Isolated metastasis of testicular cancer in the mediastinum is uncommon. Non-seminomatous isolated thoracic metastasis has been estimated to occur less than 5% of the time while the rate of isolated thoracic metastasis in seminomatous disease may be higher (Rayson et al. 1998). Testicular cancer is most likely to recur within the first two years after diagnosis (Daugaard and Roerth, 2000). Recurrence would be uncommon 10 years after the initial diagnosis as was seen in two of our patients.
No imaging test can definitively establish the diagnosis of metastatic testicular cancer or sarcoidosis. Recent reports have shown that newer imaging modalities such as positron emission tomography (PET) scanning have mistaken sarcoidosis for recurrent testicular cancer (Cremerius et al. 1999). Tumor markers can aid in distinguishing between recurrence and sarcoidosis although these markers may be normal. Tissue diagnosis is therefore essential when the clinical picture remains unclear.

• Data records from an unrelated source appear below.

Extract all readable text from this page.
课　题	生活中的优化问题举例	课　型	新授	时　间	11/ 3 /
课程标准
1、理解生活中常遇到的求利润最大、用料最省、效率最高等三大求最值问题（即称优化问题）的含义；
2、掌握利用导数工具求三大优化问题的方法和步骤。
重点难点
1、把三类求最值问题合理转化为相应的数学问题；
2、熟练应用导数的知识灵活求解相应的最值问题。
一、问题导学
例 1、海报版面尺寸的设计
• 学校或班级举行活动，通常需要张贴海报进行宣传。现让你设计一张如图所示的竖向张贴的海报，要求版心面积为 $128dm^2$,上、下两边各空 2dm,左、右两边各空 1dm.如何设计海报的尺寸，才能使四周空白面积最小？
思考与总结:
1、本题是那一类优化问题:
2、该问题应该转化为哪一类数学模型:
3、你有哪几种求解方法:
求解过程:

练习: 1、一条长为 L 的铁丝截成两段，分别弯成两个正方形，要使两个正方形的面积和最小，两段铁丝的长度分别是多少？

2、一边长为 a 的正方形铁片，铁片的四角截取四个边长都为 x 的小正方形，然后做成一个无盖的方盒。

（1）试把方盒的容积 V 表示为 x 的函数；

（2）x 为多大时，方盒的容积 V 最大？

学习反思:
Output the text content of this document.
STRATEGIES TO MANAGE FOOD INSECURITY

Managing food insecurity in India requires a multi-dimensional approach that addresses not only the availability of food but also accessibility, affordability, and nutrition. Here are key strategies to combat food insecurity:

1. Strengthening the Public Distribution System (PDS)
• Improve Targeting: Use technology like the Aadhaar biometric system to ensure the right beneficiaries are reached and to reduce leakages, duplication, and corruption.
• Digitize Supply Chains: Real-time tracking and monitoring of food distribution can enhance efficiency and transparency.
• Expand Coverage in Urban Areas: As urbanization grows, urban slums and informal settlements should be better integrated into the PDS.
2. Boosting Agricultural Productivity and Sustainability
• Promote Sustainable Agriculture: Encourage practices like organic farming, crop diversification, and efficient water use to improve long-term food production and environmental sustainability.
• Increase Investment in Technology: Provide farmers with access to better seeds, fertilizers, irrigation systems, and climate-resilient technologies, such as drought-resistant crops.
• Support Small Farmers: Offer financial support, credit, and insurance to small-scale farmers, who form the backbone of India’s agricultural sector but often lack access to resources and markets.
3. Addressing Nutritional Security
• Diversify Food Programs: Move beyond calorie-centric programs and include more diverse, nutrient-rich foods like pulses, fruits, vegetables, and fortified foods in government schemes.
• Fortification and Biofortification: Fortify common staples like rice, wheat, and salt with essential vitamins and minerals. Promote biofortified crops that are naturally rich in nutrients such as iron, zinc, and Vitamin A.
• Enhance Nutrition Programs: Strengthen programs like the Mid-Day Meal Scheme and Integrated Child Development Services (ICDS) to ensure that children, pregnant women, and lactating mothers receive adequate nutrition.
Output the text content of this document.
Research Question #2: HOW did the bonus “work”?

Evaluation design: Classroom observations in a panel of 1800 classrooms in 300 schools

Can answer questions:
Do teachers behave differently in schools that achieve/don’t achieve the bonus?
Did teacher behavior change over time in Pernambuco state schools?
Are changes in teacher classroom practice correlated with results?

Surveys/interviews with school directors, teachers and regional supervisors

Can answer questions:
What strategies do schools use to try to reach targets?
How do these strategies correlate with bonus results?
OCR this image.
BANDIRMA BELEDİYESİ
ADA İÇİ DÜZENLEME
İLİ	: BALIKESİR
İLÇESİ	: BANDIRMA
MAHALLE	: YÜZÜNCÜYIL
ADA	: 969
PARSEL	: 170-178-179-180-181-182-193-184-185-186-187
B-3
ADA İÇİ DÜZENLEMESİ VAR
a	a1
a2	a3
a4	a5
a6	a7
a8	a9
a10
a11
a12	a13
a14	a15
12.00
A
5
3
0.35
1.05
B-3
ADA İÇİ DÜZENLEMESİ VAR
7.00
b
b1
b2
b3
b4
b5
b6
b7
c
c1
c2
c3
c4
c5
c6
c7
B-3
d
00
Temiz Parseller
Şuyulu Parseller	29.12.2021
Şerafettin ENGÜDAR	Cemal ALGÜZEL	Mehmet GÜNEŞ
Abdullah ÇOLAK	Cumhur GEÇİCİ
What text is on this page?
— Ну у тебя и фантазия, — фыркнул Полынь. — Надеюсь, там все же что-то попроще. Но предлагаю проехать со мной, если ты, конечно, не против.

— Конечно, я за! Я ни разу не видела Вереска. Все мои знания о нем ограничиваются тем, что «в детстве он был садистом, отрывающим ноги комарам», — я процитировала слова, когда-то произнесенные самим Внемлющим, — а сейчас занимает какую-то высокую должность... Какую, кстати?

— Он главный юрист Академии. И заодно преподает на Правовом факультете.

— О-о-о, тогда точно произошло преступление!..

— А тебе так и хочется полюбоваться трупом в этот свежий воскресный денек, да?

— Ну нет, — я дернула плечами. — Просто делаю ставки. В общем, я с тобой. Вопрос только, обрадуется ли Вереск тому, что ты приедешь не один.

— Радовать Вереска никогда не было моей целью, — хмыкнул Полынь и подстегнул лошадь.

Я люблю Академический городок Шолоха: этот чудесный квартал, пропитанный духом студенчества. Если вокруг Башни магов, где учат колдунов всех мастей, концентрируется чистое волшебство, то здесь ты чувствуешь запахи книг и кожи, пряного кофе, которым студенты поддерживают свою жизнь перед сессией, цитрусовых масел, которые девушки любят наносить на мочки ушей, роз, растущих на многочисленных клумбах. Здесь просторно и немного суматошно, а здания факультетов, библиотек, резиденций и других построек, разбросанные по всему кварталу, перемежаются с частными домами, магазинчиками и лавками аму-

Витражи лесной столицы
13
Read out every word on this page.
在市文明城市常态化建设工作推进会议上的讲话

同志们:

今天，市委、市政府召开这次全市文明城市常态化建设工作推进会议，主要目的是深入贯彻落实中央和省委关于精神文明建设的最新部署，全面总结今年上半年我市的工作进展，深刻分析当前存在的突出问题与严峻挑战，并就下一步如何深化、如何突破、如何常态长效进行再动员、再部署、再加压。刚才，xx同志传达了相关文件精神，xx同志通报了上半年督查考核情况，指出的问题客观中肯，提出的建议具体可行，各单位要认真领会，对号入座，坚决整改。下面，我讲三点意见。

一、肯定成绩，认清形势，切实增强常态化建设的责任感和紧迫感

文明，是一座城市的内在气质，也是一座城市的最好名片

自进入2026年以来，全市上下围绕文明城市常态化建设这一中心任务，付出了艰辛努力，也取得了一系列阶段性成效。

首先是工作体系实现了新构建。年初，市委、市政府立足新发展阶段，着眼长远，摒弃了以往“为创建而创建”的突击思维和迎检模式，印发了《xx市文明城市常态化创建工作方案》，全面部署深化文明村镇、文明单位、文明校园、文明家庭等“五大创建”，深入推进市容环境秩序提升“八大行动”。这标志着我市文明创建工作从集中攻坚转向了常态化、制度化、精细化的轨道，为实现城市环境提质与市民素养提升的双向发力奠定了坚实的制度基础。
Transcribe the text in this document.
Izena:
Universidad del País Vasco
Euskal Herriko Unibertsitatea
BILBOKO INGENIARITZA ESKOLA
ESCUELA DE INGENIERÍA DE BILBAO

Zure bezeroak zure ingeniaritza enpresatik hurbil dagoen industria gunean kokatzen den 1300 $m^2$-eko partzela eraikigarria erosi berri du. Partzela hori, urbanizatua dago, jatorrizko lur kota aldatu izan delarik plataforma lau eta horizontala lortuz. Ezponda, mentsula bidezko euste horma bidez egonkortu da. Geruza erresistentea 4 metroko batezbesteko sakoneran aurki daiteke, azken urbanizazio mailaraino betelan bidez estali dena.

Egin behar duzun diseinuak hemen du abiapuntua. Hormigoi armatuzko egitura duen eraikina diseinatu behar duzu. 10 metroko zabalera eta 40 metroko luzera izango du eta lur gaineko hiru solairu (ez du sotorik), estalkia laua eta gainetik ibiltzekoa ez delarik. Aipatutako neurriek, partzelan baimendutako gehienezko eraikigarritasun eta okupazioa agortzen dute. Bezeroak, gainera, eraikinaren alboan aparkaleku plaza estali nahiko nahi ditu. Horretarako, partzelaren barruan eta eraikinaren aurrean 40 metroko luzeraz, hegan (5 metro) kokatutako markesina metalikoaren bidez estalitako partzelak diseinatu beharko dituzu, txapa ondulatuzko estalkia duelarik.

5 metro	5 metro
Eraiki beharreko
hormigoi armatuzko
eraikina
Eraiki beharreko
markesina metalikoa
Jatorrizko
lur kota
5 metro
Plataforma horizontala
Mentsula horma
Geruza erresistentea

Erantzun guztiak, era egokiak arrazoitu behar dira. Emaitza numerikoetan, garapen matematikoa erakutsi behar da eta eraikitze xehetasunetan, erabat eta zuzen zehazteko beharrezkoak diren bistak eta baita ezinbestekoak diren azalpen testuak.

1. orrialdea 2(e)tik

Sarcoid-like reactions have been described and can occur when malignant cells induce immune mediated granulomatous changes. This process has been observed in other malignancies, most commonly in Hodgkin's disease (Brincker, 1992). Sarcoid-like reactions may be difficult to distinguish from sarcoidosis when only a few tumor cells (micro-metastasis) induce granulomatous reactions. Some have suggested that immunohistochemical analysis may aid in identifying these patients. Placental alkaline phosphatase (PLAP) positivity in the absence of epithelial membrane antigen (EMA) has been thought to be a unique staining pattern for germ cell tumors, although this has been questioned (Karapetis et al. 2001; Niehans et al. 1988). Care must be taken before diagnosing a patient with recurrent testicular cancer based on immunohistochemical analysis results alone.
Conclusions
In conclusion, not all new lymphadenopathy in patients with a history of testicular cancer represents tumor recurrence. Sarcoidosis may present in a similar fashion to recurrent testicular cancer. Tissue diagnosis is essential when the clinical picture remains unclear.